Vadim Alekseyev

Personal information
- Native name: ודים אלכסייב
- National team: Soviet Union, Israel
- Born: April 11, 1970 (age 56) Almaty, Kazakh SSR, Soviet Union

Sport
- Sport: Swimming
- Strokes: breaststroke

= Vadim Alekseyev =

Soviet swimmer

Vadim Alekseyev (ודים אלכסייב, Вадим Алексеев; born April 11, 1970) is a retired Olympic breaststroke swimmer who competed for first the Soviet Union, then Israel. Alexeev was born in Almaty, Kazakh SSR, Soviet Union. He is Jewish and immigrated to Israel in 1992. He speaks Russian.

==Career==
Alekseyev held Soviet and Israeli records in the 1990s.

He won the 100-meter and 200-meter breaststroke races at the 1986 European Junior Championships.

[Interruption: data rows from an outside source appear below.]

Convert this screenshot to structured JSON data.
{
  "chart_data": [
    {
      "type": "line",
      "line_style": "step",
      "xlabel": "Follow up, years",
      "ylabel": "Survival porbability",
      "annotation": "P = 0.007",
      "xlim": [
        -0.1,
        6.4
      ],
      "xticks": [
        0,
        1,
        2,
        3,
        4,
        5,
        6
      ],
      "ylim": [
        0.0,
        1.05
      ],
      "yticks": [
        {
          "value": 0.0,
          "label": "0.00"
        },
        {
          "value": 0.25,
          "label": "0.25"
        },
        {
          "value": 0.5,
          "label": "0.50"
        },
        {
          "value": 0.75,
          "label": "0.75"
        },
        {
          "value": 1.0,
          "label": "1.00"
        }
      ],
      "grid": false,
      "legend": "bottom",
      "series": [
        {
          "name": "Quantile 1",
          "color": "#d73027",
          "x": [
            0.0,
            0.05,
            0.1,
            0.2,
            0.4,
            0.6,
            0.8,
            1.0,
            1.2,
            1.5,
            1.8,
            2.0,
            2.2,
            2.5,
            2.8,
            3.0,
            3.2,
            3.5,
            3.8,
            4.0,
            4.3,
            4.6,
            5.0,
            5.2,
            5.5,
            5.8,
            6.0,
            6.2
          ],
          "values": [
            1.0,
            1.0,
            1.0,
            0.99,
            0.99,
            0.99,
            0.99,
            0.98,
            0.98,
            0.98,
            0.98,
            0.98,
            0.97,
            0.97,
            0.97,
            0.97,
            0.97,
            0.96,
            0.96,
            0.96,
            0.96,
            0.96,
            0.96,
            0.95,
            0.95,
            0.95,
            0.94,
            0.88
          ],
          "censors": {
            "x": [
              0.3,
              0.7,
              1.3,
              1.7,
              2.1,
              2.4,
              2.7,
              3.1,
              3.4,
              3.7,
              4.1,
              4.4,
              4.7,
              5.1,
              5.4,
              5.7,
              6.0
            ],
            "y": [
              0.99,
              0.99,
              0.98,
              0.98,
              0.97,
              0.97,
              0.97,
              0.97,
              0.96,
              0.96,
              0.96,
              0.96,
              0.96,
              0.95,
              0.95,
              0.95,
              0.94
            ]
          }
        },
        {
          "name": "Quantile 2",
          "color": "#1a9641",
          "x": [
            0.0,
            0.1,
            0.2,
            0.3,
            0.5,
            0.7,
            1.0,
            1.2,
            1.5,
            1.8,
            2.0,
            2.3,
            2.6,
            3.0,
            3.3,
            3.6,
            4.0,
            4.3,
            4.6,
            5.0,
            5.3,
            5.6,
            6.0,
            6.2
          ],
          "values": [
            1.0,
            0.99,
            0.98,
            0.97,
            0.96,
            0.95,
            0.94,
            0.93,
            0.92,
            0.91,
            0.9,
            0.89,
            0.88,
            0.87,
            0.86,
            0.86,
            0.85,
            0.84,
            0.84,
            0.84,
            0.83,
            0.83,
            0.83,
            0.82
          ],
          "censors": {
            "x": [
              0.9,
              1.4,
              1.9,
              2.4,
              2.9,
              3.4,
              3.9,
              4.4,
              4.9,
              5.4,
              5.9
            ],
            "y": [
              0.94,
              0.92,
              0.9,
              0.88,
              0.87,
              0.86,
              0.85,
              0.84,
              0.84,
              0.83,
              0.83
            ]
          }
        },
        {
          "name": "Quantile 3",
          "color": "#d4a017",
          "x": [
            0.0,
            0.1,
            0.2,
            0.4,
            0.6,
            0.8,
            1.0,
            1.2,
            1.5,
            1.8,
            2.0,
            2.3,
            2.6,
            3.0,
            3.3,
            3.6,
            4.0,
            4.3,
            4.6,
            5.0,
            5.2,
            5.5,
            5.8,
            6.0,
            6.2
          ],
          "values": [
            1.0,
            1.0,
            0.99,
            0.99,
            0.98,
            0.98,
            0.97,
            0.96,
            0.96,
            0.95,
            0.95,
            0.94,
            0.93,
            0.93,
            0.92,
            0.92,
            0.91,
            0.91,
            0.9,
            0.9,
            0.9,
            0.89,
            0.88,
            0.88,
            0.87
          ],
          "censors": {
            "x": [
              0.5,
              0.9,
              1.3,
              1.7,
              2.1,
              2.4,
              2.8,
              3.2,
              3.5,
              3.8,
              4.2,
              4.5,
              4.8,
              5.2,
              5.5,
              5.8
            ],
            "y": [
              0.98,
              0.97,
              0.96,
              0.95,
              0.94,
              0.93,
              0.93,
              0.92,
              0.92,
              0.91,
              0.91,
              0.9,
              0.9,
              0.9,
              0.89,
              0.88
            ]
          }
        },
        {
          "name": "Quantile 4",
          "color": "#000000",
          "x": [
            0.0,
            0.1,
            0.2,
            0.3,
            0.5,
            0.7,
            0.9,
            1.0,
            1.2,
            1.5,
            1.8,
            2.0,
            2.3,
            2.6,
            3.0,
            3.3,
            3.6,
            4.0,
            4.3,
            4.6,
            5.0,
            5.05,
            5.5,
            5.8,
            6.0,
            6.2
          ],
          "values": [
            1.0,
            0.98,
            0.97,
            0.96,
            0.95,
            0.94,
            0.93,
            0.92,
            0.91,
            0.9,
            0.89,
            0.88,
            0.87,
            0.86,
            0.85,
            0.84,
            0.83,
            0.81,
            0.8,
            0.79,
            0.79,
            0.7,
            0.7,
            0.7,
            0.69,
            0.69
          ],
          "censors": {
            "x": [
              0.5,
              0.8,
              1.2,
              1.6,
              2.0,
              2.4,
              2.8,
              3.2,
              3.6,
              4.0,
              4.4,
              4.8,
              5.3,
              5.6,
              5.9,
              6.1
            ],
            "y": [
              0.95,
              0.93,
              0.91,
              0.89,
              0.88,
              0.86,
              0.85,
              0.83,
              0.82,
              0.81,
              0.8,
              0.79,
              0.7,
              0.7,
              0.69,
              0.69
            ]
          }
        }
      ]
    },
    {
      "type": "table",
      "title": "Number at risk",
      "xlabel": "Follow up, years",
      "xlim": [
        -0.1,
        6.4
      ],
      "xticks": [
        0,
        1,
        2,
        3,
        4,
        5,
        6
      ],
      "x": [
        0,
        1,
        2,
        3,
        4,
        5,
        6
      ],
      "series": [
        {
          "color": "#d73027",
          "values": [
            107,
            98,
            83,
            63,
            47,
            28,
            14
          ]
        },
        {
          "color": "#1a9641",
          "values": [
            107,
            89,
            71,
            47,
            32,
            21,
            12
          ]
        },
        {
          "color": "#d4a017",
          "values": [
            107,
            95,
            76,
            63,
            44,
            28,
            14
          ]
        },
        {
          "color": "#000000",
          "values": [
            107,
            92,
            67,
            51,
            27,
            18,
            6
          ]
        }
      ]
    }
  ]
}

At the 1988 Olympics in Seoul, he took sixth in the 200-meter breaststroke with a time of 2:16.7. In 1989 he set the Soviet record in the 100-meter breaststroke (1:02.11); it was the third-fastest time in the world that year. That year he was one of the two fastest swimmers in Europe. In 1990, he won a silver medal at the Goodwill Games in the 100-meter breastroke.

At the 1994 World Championship, he set the Israeli record in the 200-meter breaststroke (2:15.47). In 1995, he set the Israeli record in the 100-meter breaststroke (1:02.52).

At the 1996 Olympics in Atlanta, he swam for Israel. There, he swam the four-man 4x100 meter medley with Yoav Bruck, Eitan Urbach, and Dan Kutler. The team reached the final, taking eighth place.

At the 2008 Olympics in Beijing, Tom Be'eri beat Alekseyev's prior Israeli record in the men's 100-meter breaststroke by one-tenth of a second (at 1:02.42).